The possible functions of the isolated H. halobium sequences capable of adopting Z-DNA conformation are still unclear. Preliminary experiments were carried out to assay for transcripts encoded by restriction fragments bearing Z-DNA segments (data not shown). Interestingly, a transcript encoded by the cloned insert in pJKZ32 was detected and was found at a higher level in the purple membrane-overproducing H. halobium strain S9 than in NRC-1. Since S9 is a regulatory mutant, this result is consistent with a possible regulatory role for the Z-positive conformation. In a separate report (27), we have also identified an 11-bp alternating purine-pyrimidine sequence centered 23 bp upstream of the bop gene transcription start point, which is capable of adopting a non-B-DNA structure not unlike Z-DNA (Fig. 7). In this case, the data are consistent with a DNA supercoiling-dependent B-Z switch regulating bop transcription.

The location and distribution of Z-DNA segments in the H. halobium genome were examined by hybridization to cosmids representing the genome of the closely related H. salinarum GRB strain.
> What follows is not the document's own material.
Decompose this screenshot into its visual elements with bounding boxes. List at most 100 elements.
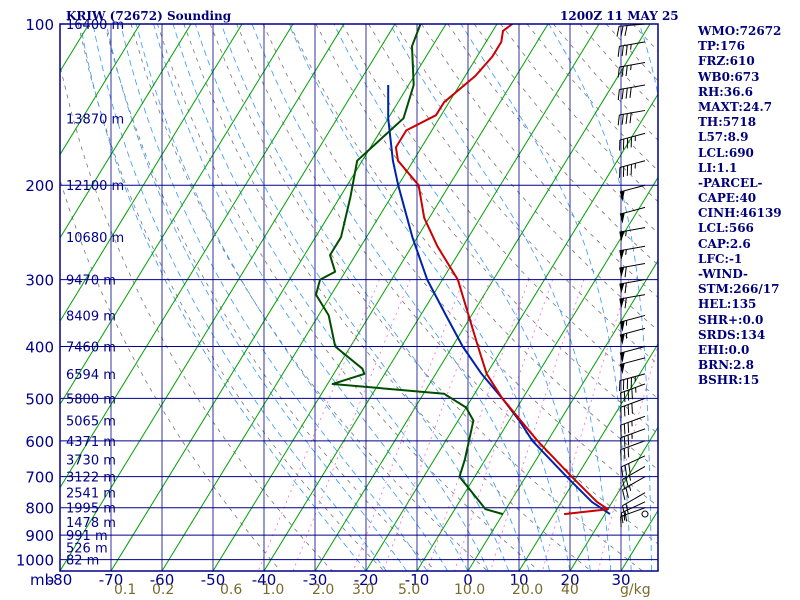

Eleven regions of Z-DNA-containing sequences were mapped to specific sites in the genome. Five Z-DNA segments were located in the region between 200 and 300 kb, which was inverted in H. halobium NRC-1 and S9 (38) relative to H. salinarum GRB, whereas six other Z-DNA segments were scattered throughout the remainder of the chromosome. We also searched GenBank data base for homologous genes and encoded proteins to the Z-DNA segments sequenced using the FASTA and TFASTA programs (39). However, no homologous genes or proteins could be identified.

It is known that the H. halobium genome is unstable due to frequent DNA rearrangements (in contrast to the H. salinarum GRB genome, which is more stable) (40). To study the possible involvement of Z-DNA in genomic instability, we compared the sizes of Z-DNA-containing restriction fragments of several related Halobacterium species and strains by Southern hybridization. If Z-DNA was involved in genomic rearrangements, the sizes of Z-DNA-containing fragments would likely have been altered in the different strains. However, very few differences were observed (data not shown, 36), suggesting that Z-DNA may not be involved in extensive DNA rearrangement.

We have found many sequences in the H. halobium genome capable of adopting left-handed Z-DNA conformation. The sequences are generally short alternating purine-pyrimidine repeats, rich in G and C nucleotides, and show the ability to adopt Z-DNA conformation when cloned in plasmids of E. coli. In H. halobium, the higher DNA supercoiling density, if not the higher salt concentration (10, 37), would help to stabilize left-handed DNA structure. These findings indicate that a wide variety of prokaryotic microorganisms, especially those with GC-rich genomes, probably contain multiple regions capable of adopting Z-DNA conformation. The consequence of Z-DNA structure in these regions on genetic phenomena awaits further study.